Apache Polaris
Apache Polaris is an open-source REST catalog for Apache Iceberg, originally built and open-sourced by Snowflake in 2024 and subsequently donated to the Apache Software Foundation. It implements the Iceberg REST Catalog specification and is rapidly becoming the standard answer to “what catalog do I run for Iceberg?” alongside AWS Glue and Nessie.
Key Features:
- Iceberg REST Catalog. Implements the open Iceberg REST spec, so any compliant engine (Spark, Trino, Flink, Snowflake, Dremio, StarRocks) can connect with no custom integration.
- Multi-Tenancy. Catalogs, namespaces, and tables with role-based access control; one Polaris instance can serve many isolated workspaces.
- Credential Vending.
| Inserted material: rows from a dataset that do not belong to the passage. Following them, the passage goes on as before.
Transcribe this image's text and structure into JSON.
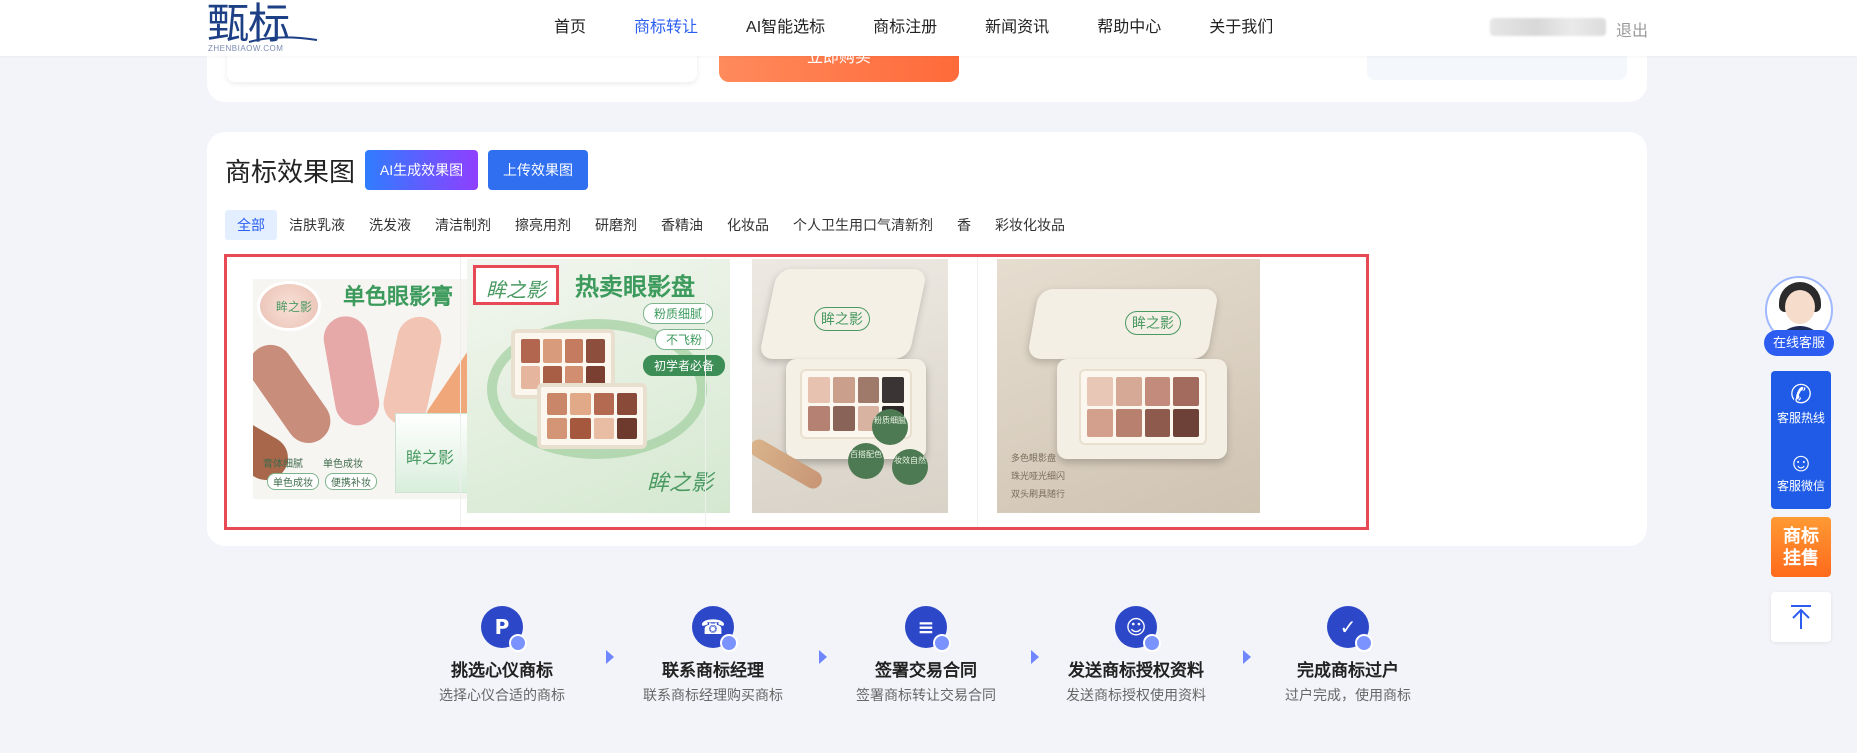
{
  "header": {
    "logo_text": "甄标",
    "logo_sub": "ZHENBIAOW.COM",
    "nav": [
      {
        "label": "首页",
        "active": false
      },
      {
        "label": "商标转让",
        "active": true
      },
      {
        "label": "AI智能选标",
        "active": false
      },
      {
        "label": "商标注册",
        "active": false
      },
      {
        "label": "新闻资讯",
        "active": false
      },
      {
        "label": "帮助中心",
        "active": false
      },
      {
        "label": "关于我们",
        "active": false
      }
    ],
    "logout_label": "退出"
  },
  "upper_card": {
    "buy_label": "立即购买"
  },
  "effects": {
    "title": "商标效果图",
    "ai_button": "AI生成效果图",
    "upload_button": "上传效果图",
    "categories": [
      {
        "label": "全部",
        "active": true
      },
      {
        "label": "洁肤乳液"
      },
      {
        "label": "洗发液"
      },
      {
        "label": "清洁制剂"
      },
      {
        "label": "擦亮用剂"
      },
      {
        "label": "研磨剂"
      },
      {
        "label": "香精油"
      },
      {
        "label": "化妆品"
      },
      {
        "label": "个人卫生用口气清新剂"
      },
      {
        "label": "香"
      },
      {
        "label": "彩妆化妆品"
      }
    ],
    "thumbs": {
      "t1": {
        "brand": "眸之影",
        "title": "单色眼影膏",
        "features": [
          "膏体细腻",
          "单色成妆"
        ],
        "pills": [
          "单色成妆",
          "便携补妆"
        ]
      },
      "t2": {
        "brand": "眸之影",
        "title": "热卖眼影盘",
        "tags": [
          "粉质细腻",
          "不飞粉",
          "初学者必备"
        ]
      },
      "t3": {
        "brand": "眸之影",
        "circles": [
          "粉质细腻",
          "百搭配色",
          "妆效自然"
        ]
      },
      "t4": {
        "brand": "眸之影",
        "features": [
          "多色眼影盘",
          "珠光哑光细闪",
          "双头刷具随行"
        ]
      }
    }
  },
  "steps": [
    {
      "icon": "P",
      "title": "挑选心仪商标",
      "sub": "选择心仪合适的商标"
    },
    {
      "icon": "☎",
      "title": "联系商标经理",
      "sub": "联系商标经理购买商标"
    },
    {
      "icon": "≡",
      "title": "签署交易合同",
      "sub": "签署商标转让交易合同"
    },
    {
      "icon": "☺",
      "title": "发送商标授权资料",
      "sub": "发送商标授权使用资料"
    },
    {
      "icon": "✓",
      "title": "完成商标过户",
      "sub": "过户完成，使用商标"
    }
  ],
  "float": {
    "cs_label": "在线客服",
    "hotline_label": "客服热线",
    "wechat_label": "客服微信",
    "sale_label_1": "商标",
    "sale_label_2": "挂售"
  }
}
Polaris hands out short-lived, scoped cloud credentials to engines so they can read S3 / GCS / ADLS directly — no long-lived keys in client configs.
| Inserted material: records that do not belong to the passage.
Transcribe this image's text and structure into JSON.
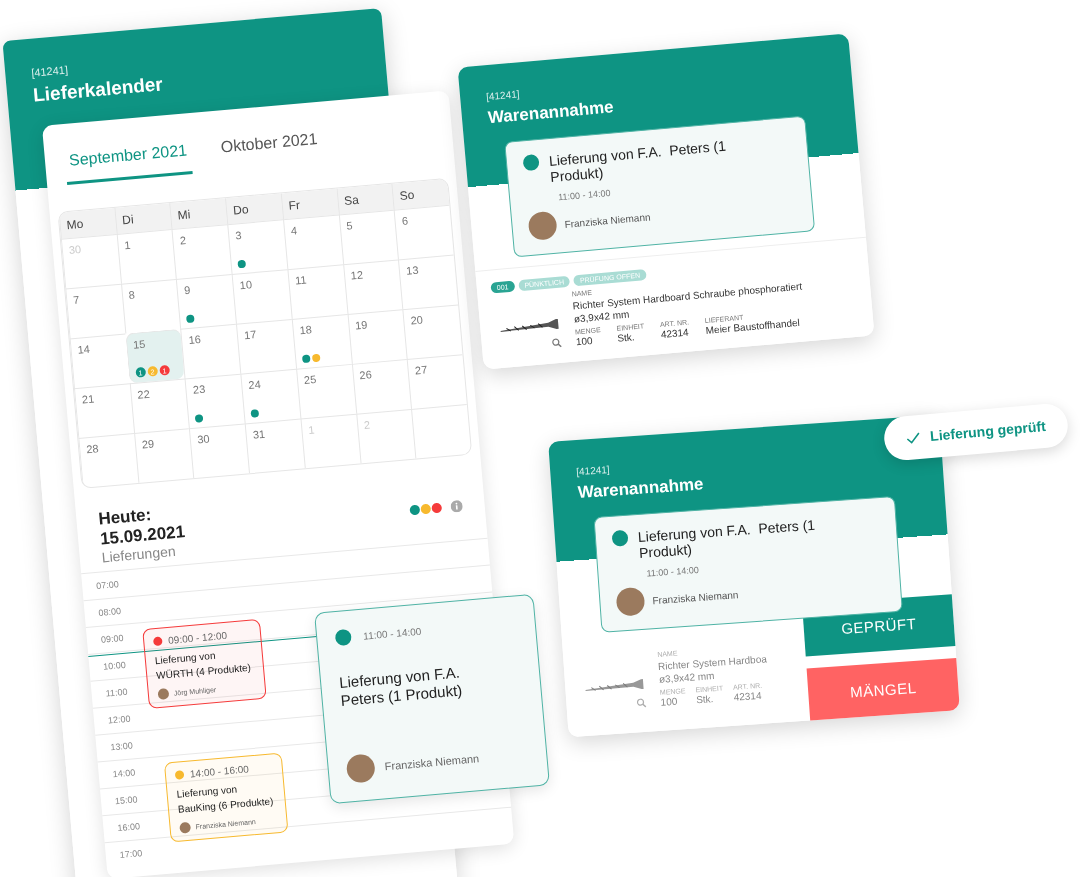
{
  "calendar_app": {
    "code": "[41241]",
    "title": "Lieferkalender",
    "tabs": [
      {
        "label": "September 2021",
        "selected": true
      },
      {
        "label": "Oktober 2021",
        "selected": false
      }
    ],
    "weekdays": [
      "Mo",
      "Di",
      "Mi",
      "Do",
      "Fr",
      "Sa",
      "So"
    ],
    "weeks": [
      [
        {
          "day": "30",
          "muted": true,
          "selected": false
        },
        {
          "day": "1",
          "muted": false,
          "selected": false
        },
        {
          "day": "2",
          "muted": false,
          "selected": false
        },
        {
          "day": "3",
          "muted": false,
          "selected": false,
          "dots": [
            {
              "color": "#0e9483"
            }
          ]
        },
        {
          "day": "4",
          "muted": false,
          "selected": false
        },
        {
          "day": "5",
          "muted": false,
          "selected": false
        },
        {
          "day": "6",
          "muted": false,
          "selected": false
        }
      ],
      [
        {
          "day": "7",
          "muted": false,
          "selected": false
        },
        {
          "day": "8",
          "muted": false,
          "selected": false
        },
        {
          "day": "9",
          "muted": false,
          "selected": false,
          "dots": [
            {
              "color": "#0e9483"
            }
          ]
        },
        {
          "day": "10",
          "muted": false,
          "selected": false
        },
        {
          "day": "11",
          "muted": false,
          "selected": false
        },
        {
          "day": "12",
          "muted": false,
          "selected": false
        },
        {
          "day": "13",
          "muted": false,
          "selected": false
        }
      ],
      [
        {
          "day": "14",
          "muted": false,
          "selected": false
        },
        {
          "day": "15",
          "muted": false,
          "selected": true,
          "dots": [
            {
              "color": "#0e9483",
              "count": "1"
            },
            {
              "color": "#f7b92e",
              "count": "2"
            },
            {
              "color": "#f53b3b",
              "count": "1"
            }
          ]
        },
        {
          "day": "16",
          "muted": false,
          "selected": false
        },
        {
          "day": "17",
          "muted": false,
          "selected": false
        },
        {
          "day": "18",
          "muted": false,
          "selected": false,
          "dots": [
            {
              "color": "#0e9483"
            },
            {
              "color": "#f7b92e"
            }
          ]
        },
        {
          "day": "19",
          "muted": false,
          "selected": false
        },
        {
          "day": "20",
          "muted": false,
          "selected": false
        }
      ],
      [
        {
          "day": "21",
          "muted": false,
          "selected": false
        },
        {
          "day": "22",
          "muted": false,
          "selected": false
        },
        {
          "day": "23",
          "muted": false,
          "selected": false,
          "dots": [
            {
              "color": "#0e9483"
            }
          ]
        },
        {
          "day": "24",
          "muted": false,
          "selected": false,
          "dots": [
            {
              "color": "#0e9483"
            }
          ]
        },
        {
          "day": "25",
          "muted": false,
          "selected": false
        },
        {
          "day": "26",
          "muted": false,
          "selected": false
        },
        {
          "day": "27",
          "muted": false,
          "selected": false
        }
      ],
      [
        {
          "day": "28",
          "muted": false,
          "selected": false
        },
        {
          "day": "29",
          "muted": false,
          "selected": false
        },
        {
          "day": "30",
          "muted": false,
          "selected": false
        },
        {
          "day": "31",
          "muted": false,
          "selected": false
        },
        {
          "day": "1",
          "muted": true,
          "selected": false
        },
        {
          "day": "2",
          "muted": true,
          "selected": false
        }
      ]
    ],
    "today": {
      "heading": "Heute:",
      "date": "15.09.2021",
      "subtitle": "Lieferungen"
    },
    "legend": [
      {
        "color": "#0e9483"
      },
      {
        "color": "#f7b92e"
      },
      {
        "color": "#f53b3b"
      }
    ],
    "hours": [
      {
        "label": "07:00"
      },
      {
        "label": "08:00"
      },
      {
        "label": "09:00",
        "events": [
          {
            "time": "09:00 - 12:00",
            "title": "Lieferung von WÜRTH (4 Produkte)",
            "person": "Jörg Muhliger",
            "color": "#f53b3b"
          }
        ]
      },
      {
        "label": "10:00"
      },
      {
        "label": "11:00"
      },
      {
        "label": "12:00"
      },
      {
        "label": "13:00"
      },
      {
        "label": "14:00",
        "events": [
          {
            "time": "14:00 - 16:00",
            "title": "Lieferung von BauKing (6 Produkte)",
            "person": "Franziska Niemann",
            "color": "#f7b92e"
          }
        ]
      },
      {
        "label": "15:00"
      },
      {
        "label": "16:00"
      },
      {
        "label": "17:00"
      }
    ]
  },
  "delivery_popup": {
    "color": "#0e9483",
    "time": "11:00 - 14:00",
    "title": "Lieferung von F.A. Peters (1 Produkt)",
    "person": "Franziska Niemann"
  },
  "goods_receipts": [
    {
      "code": "[41241]",
      "title": "Warenannahme",
      "faded": false,
      "delivery": {
        "color": "#0e9483",
        "title": "Lieferung von F.A.  Peters (1 Produkt)",
        "time": "11:00 - 14:00",
        "person": "Franziska Niemann"
      },
      "product": {
        "tags": [
          {
            "label": "001",
            "kind": "id"
          },
          {
            "label": "PÜNKTLICH",
            "kind": "status"
          },
          {
            "label": "PRÜFUNG OFFEN",
            "kind": "status"
          }
        ],
        "name_label": "NAME",
        "name": "Richter System Hardboard Schraube phosphoratiert ø3,9x42 mm",
        "fields": [
          {
            "label": "MENGE",
            "value": "100"
          },
          {
            "label": "EINHEIT",
            "value": "Stk."
          },
          {
            "label": "ART. NR.",
            "value": "42314"
          },
          {
            "label": "LIEFERANT",
            "value": "Meier Baustoffhandel"
          }
        ]
      }
    },
    {
      "code": "[41241]",
      "title": "Warenannahme",
      "faded": true,
      "delivery": {
        "color": "#0e9483",
        "title": "Lieferung von F.A.  Peters (1 Produkt)",
        "time": "11:00 - 14:00",
        "person": "Franziska Niemann"
      },
      "product": {
        "name_label": "NAME",
        "name": "Richter System Hardboa ø3,9x42 mm",
        "fields": [
          {
            "label": "MENGE",
            "value": "100"
          },
          {
            "label": "EINHEIT",
            "value": "Stk."
          },
          {
            "label": "ART. NR.",
            "value": "42314"
          }
        ]
      },
      "actions": [
        {
          "label": "GEPRÜFT",
          "kind": "confirm"
        },
        {
          "label": "MÄNGEL",
          "kind": "defect"
        }
      ]
    }
  ],
  "status_badge": {
    "label": "Lieferung geprüft"
  }
}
- Identity Provider Integration. OAuth, OIDC, SAML against existing corporate IdPs.
- External Catalog Federation. Can sit in front of AWS Glue, Hive Metastore, or another Iceberg REST catalog.
- Vendor-Neutral. Apache governance — no single-vendor lock-in despite Snowflake’s origin.
Architecture:
Polaris exposes the Iceberg REST API over HTTP, backed by a relational metastore (Postgres / managed Snowflake) for catalog state. Engines authenticate, list namespaces, and request table metadata pointers; Polaris then vends temporary credentials scoped to the requested table’s storage location. The actual data reads/writes happen directly between the engine and object storage.
Use Cases:
- Single open catalog across heterogeneous engines (Snowflake + Spark + Trino) on the same Iceberg tables.
- Replacing Hive Metastore or AWS Glue with a vendor-neutral, RBAC-aware catalog.
- Multi-tenant data platforms that need workspace isolation and auditable access.
- Organizations standardizing on Iceberg for their open lakehouse foundation.